Wenig später legte Kommissionschef Jean-Claude Juncker sogar noch nach: Er hätte nicht gerne, wenn in London überhört werde, „dass unsere Tür nach wie vor offen steht“. Sollte, so setzte Tusk seinerseits fort, die Regierung in London allerdings bei ihrer Entscheidung bleiben, die Union zu verlassen, „dann wird der Brexit im März nächsten Jahres Wirklichkeit werden, mit allen negativen Konsequenzen“.

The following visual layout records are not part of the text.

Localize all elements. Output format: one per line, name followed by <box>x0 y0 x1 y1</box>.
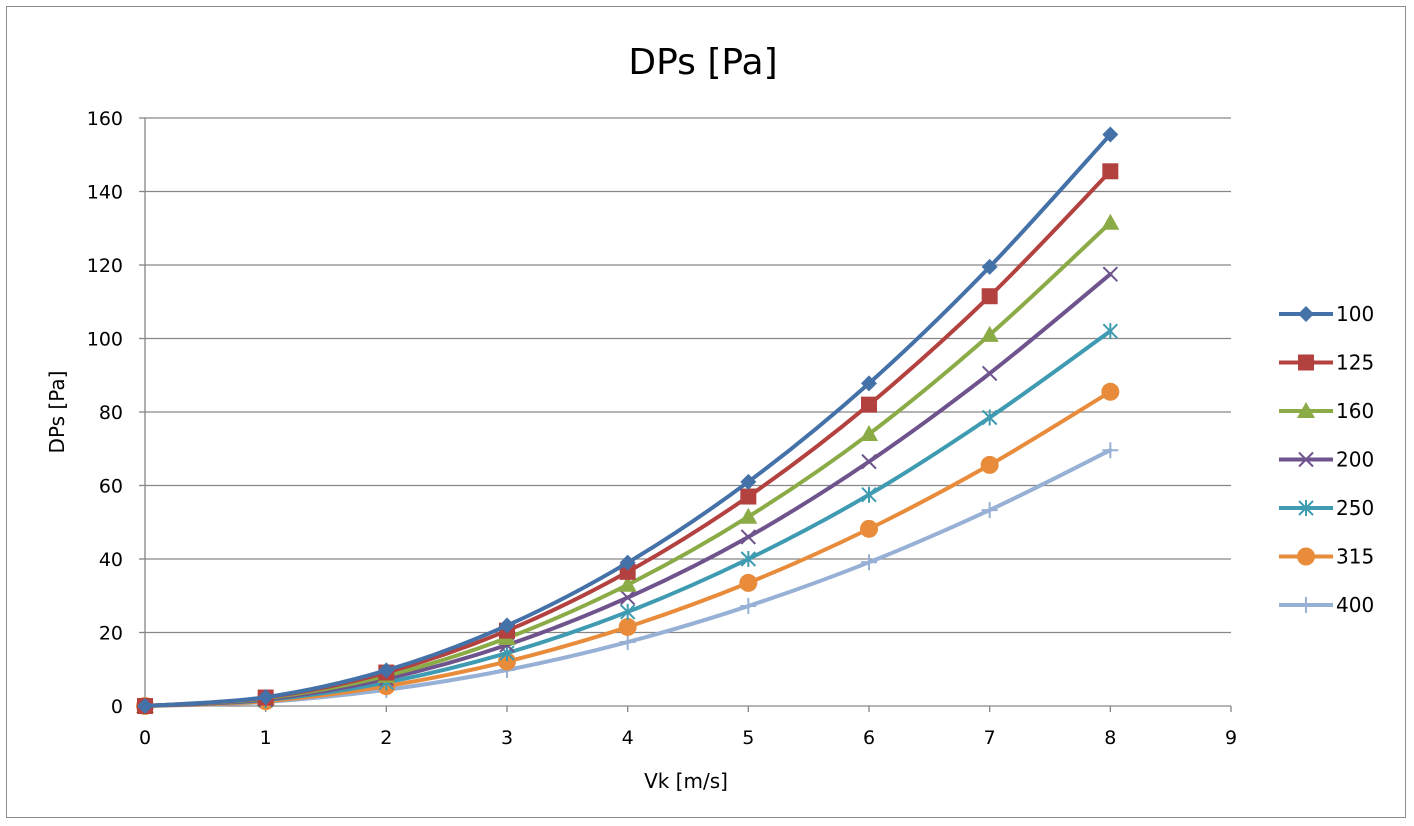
data-point-200-7 <box>981 365 998 382</box>
data-point-400-6 <box>861 554 877 571</box>
data-point-250-4 <box>619 603 636 620</box>
data-point-100-8 <box>1102 126 1119 143</box>
legend-marker <box>1297 402 1315 418</box>
legend-item-160: 160 <box>1279 399 1374 423</box>
legend-marker <box>1298 500 1314 516</box>
y-tick-label: 0 <box>111 696 123 718</box>
x-tick-label: 4 <box>622 727 634 749</box>
legend-label: 125 <box>1336 351 1374 375</box>
y-tick-label: 40 <box>99 549 123 571</box>
data-point-125-7 <box>981 288 998 305</box>
data-point-100-4 <box>619 554 636 571</box>
x-tick-label: 2 <box>380 727 392 749</box>
data-point-100-7 <box>981 258 998 275</box>
series-line-315 <box>143 389 1113 708</box>
data-point-160-5 <box>739 507 758 524</box>
data-point-125-5 <box>740 488 757 505</box>
data-point-250-5 <box>740 551 757 567</box>
data-point-315-5 <box>739 573 758 592</box>
data-point-125-4 <box>619 563 636 580</box>
y-axis-title: DPs [Pa] <box>45 371 69 454</box>
x-tick-label: 0 <box>139 727 151 749</box>
data-point-400-8 <box>1102 442 1119 459</box>
x-tick-label: 6 <box>863 727 875 749</box>
legend-marker <box>1298 451 1314 468</box>
legend-label: 315 <box>1336 545 1374 569</box>
legend-item-315: 315 <box>1279 545 1374 569</box>
y-tick-label: 120 <box>87 255 123 277</box>
data-point-200-5 <box>740 529 757 545</box>
y-tick-label: 160 <box>87 108 123 130</box>
x-tick-label: 9 <box>1225 727 1237 749</box>
legend-item-200: 200 <box>1279 448 1374 472</box>
data-point-160-4 <box>618 575 637 592</box>
data-point-200-6 <box>861 453 877 470</box>
legend-item-250: 250 <box>1279 496 1374 520</box>
data-point-100-5 <box>740 473 757 490</box>
axes: 0 20 40 60 80 100 120 140 160 0 1 2 3 4 5 6 7 8 9 <box>87 108 1237 749</box>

Beide setzen offenbar auf eine nicht mehr nur latente Stimmung auf der Insel, vielleicht doch ein zweites Referendum anzusetzen, weil beim ersten Urnengang im Juni 2016 (damals hatten knapp 52 Prozent für den Austritt aus der EU votiert) die ganze Tragweite der Entscheidung noch nicht klar gewesen sei. Gestern zitierte Tusk ausgerechnet den britischen Brexit-Minister David Davis mit den Worten: „Wenn eine Demokratie ihre Meinung nicht ändern kann, hört sie auf, eine Demokratie zu sein.“

Der Vorstoß kommt nicht zufällig zu diesem Zeitpunkt. Nur mit Mühe und Not hatten sich Brüssel und London auf die drei wichtigsten Kernfragen der ersten Verhandlungsphase einigen können: das Bleiberecht für EU-Bürger im Vereinigten Königreich sowie der Briten in den EU-Staaten, die künftige Grenze zwischen der britischen Republik Nordirland und dem EU-Mitglied Irland sowie eine Schlussabrechnung für die finanziellen Verpflichtungen, die Großbritannien in Brüssel eingegangen war. Nun steht die Gestaltung der künftigen Beziehungen an. Da geht es um den Zugang zum Binnenmarkt, um Flug- und Zugverbindungen, die eine neue vertragliche Grundlage brauchen, um die Abwanderung von Banken aus der Londoner City auf den Kontinent und die eigentlich abstruse Wiedereinführung von Zöllen zum bisherigen Familienmitglied.

Aus den übrigen EU-Hauptstädten gab es gestern keine offizielle Reaktion. Aber das könnte sich schnell ändern: Morgen treffen sich der französische Staatspräsident Emmanuel Macron und die britische Premierministerin Theresa May in Sandhurst. Es erscheint kaum vorstellbar, dass das Angebot der EU-Spitze dabei nicht zur Sprache kommt.